Editorial- Injection well puts thousands at risk

Drinkable water might be at risk for thousands of us.

Paula Lara/The Collegian

In January, the Oklahoma-based energy company BlueStone Natural Resources II applied to the Texas Railroad Commission for a permit to drill a wastewater disposal well, or injection well, on the west side of Lake Arlington.

Natural gas wells produce millions of gallons of salt water and toxic waste. BlueStone’s injection well is intended to collect that waste from the company’s gas wells and dispose of it underground.

But, injection wells pose serious hazards, so allowing an injection well so close to the Lake Arlington Dam could put both the dam and a vital water supply in danger.

The lake holds around 13 billion gallons of water and provides treated, drinkable water for many cities across North Texas. The 2011 Lake Arlington Master Plan estimates that the lake provides drinking water to more than 500,000 North Texas residents.
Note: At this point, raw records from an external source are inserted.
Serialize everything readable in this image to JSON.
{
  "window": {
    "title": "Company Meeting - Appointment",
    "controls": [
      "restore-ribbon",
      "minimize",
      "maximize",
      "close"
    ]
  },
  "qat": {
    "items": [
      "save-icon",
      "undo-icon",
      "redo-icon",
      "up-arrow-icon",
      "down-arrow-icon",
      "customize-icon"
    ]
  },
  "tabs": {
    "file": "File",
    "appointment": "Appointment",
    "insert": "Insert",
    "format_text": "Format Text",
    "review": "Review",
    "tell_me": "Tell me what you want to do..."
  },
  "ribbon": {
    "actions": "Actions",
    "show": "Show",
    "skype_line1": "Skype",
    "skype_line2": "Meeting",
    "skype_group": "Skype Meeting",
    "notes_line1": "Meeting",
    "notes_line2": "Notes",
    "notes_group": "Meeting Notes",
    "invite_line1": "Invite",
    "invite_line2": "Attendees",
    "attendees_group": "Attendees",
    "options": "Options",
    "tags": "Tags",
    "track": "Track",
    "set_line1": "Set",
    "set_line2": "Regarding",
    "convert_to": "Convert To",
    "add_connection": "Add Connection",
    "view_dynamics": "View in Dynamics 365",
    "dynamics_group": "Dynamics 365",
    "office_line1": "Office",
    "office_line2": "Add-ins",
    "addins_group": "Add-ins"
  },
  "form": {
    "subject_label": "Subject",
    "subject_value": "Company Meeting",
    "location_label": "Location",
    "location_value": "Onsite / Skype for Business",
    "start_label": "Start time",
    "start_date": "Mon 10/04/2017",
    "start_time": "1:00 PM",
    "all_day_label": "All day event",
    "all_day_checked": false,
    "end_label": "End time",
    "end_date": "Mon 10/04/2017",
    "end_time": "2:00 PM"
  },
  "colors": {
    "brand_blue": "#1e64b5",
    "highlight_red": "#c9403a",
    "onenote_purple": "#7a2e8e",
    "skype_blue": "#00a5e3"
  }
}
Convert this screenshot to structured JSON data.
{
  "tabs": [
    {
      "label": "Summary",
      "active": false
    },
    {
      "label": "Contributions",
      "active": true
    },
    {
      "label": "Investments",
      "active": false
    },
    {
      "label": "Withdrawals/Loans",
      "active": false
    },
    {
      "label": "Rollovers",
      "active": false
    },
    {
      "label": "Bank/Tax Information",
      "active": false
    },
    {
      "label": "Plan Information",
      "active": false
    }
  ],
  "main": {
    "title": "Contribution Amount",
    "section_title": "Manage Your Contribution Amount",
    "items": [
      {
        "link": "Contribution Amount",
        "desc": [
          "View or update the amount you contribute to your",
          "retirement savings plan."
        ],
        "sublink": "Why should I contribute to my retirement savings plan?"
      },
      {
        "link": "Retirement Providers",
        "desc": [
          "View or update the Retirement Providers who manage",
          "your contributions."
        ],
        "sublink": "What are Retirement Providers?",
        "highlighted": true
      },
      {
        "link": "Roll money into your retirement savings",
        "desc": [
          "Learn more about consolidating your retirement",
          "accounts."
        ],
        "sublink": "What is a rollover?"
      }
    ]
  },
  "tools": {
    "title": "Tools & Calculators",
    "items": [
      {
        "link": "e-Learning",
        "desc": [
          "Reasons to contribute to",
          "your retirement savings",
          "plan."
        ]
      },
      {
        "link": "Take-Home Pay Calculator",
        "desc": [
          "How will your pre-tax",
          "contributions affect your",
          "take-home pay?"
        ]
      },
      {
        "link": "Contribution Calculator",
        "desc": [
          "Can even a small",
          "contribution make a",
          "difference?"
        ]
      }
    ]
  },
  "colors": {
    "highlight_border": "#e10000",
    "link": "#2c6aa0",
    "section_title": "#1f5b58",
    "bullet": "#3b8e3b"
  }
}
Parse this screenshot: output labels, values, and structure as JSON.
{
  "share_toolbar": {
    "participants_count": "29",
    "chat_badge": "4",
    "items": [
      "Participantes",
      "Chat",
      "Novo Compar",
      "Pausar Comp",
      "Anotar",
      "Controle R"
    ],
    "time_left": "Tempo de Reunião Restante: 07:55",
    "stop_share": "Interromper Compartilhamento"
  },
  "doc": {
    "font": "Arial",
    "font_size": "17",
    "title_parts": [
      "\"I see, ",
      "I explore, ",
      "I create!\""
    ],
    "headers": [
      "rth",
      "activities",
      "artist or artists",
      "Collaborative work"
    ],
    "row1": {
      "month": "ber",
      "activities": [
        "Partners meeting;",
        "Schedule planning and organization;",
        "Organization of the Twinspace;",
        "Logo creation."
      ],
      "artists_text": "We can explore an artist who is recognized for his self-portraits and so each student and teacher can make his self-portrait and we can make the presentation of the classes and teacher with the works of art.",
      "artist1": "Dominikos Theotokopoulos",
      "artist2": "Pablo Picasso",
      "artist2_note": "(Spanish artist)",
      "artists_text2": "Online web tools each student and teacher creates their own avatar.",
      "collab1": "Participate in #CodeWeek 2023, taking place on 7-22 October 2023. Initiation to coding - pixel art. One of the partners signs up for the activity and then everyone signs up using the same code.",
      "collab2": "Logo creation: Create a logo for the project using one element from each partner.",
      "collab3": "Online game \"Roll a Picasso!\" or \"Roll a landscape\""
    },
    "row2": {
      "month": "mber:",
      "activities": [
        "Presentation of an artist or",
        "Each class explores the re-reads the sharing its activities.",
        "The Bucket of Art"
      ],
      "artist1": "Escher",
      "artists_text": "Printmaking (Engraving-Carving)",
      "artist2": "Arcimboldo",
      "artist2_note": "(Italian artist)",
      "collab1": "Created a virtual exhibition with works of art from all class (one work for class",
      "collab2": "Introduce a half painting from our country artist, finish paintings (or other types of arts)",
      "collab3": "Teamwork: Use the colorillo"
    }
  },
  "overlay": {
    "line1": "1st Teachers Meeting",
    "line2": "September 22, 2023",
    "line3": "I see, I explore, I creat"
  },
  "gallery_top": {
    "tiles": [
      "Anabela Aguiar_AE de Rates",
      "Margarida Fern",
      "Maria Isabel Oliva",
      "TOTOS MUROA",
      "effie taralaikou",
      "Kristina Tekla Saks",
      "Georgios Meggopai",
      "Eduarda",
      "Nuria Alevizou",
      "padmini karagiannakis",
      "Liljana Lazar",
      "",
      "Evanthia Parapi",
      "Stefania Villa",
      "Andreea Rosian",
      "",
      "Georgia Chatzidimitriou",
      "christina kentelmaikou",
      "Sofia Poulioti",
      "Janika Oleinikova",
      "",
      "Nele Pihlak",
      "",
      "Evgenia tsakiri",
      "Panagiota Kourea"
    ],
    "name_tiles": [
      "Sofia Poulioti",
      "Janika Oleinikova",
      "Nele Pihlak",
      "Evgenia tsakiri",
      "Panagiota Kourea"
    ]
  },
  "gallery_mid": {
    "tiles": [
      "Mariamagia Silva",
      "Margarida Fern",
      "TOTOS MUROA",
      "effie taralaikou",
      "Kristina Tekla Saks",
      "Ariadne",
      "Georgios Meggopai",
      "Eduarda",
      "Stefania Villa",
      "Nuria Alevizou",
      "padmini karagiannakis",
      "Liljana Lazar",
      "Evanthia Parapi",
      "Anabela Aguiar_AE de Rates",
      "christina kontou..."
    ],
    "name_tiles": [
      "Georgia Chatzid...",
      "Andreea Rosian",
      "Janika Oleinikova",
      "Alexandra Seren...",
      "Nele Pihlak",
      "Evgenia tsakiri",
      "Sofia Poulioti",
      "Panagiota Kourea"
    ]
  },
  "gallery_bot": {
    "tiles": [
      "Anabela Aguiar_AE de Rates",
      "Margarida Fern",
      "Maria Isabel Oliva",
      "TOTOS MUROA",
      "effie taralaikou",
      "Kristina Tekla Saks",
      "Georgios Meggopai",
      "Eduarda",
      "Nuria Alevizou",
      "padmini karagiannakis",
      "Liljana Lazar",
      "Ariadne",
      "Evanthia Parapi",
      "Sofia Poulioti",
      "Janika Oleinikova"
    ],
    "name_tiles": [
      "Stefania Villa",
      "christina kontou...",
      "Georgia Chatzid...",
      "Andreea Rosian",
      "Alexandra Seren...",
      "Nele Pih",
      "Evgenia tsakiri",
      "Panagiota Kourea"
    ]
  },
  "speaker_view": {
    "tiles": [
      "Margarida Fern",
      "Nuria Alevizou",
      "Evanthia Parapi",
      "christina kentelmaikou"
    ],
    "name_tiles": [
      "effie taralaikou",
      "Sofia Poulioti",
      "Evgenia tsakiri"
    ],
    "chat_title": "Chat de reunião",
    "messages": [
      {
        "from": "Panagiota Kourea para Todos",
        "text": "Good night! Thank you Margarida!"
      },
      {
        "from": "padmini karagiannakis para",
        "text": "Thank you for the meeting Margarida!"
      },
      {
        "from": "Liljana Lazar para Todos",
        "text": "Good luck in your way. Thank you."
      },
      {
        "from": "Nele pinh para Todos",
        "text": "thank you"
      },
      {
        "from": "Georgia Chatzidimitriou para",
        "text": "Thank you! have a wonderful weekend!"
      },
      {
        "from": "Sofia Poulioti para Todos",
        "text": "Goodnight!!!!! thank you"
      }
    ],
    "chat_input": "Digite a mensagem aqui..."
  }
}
Though the risk for a significant well leak that leads to water contamination is supposedly unlikely, the EPA’s records from 2008 to 2011 show 150 reported instances where waste from injection wells supposedly reached aquifers.

What’s even more troubling is leaking wells can go easily undetected because once waste is underground, there are few ways to track how far it goes, how quickly it leaks or where it ends up.

Injection wells have also been linked to earthquakes. According to United States Geological Survey seismologist Justin Rubinstein, the current scientific consensus is that injection wells cause earthquakes.

Additionally, a study done by the U.S. Army Corps of Engineers found injection wells present a higher risk level when dams are involved. The study recommends not drilling injection wells within 16,400 feet from a dam. According to the city of Arlington, the proposed location for BlueStone’s injection well is around 9,300 feet from the Lake Arlington Dam.

The Texas Railroad Commission, which regulates Texas’ oil and gas industry, is still considering the permit.

While there’s no way to know whether the well might leak, the dam could be damaged or more earthquakes might happen, the commission should err on the side of caution and deny the permit request. Usable, drinkable water is, after all, a necessity for survival.

In case protecting the drinking water for thousands of North Texans isn’t persuasive enough, drilling an injection well on the west side of Lake Arlington also isn’t necessary.

The gas wells in Fort Worth take the wastewater from their gas wells to disposal wells elsewhere, so the Oklahoma-based company should too.

Unfortunately, TRC’s history shows they tend to be an exceedingly friendly regulator, meaning if the three commissioners can see BlueStone’s request in any favorable light, they’re most likely going to ignore the research and approve the permit. Concerned citizens should contact their city manager’s office to insist their local elected leaders file a protest with the Trinity River Authority.

So far, Fort Worth and Arlington have filed protests against letting BlueStone drill an injection well so close to the dam. A hearing has since been set for May 24 and 25 in Austin, over three hours away from the dam, land, water and residents this injection well would put at risk.

Liveable Arlington, a grassroots group that advocates for the environment, has organized to inform the community about the well and its risks, to stop the permitting of the well and to push for the hearing to be moved to Tarrant County so affected residents can attend and speak.

Concerned citizens can visit savelakearlington.org to learn more and find out how they can help.

Proper disposal of toxic waste from natural gas wells is important and necessary, but drilling so close to a large source of drinking water for hundreds of thousands of North Texans is, simply put, a terrible idea.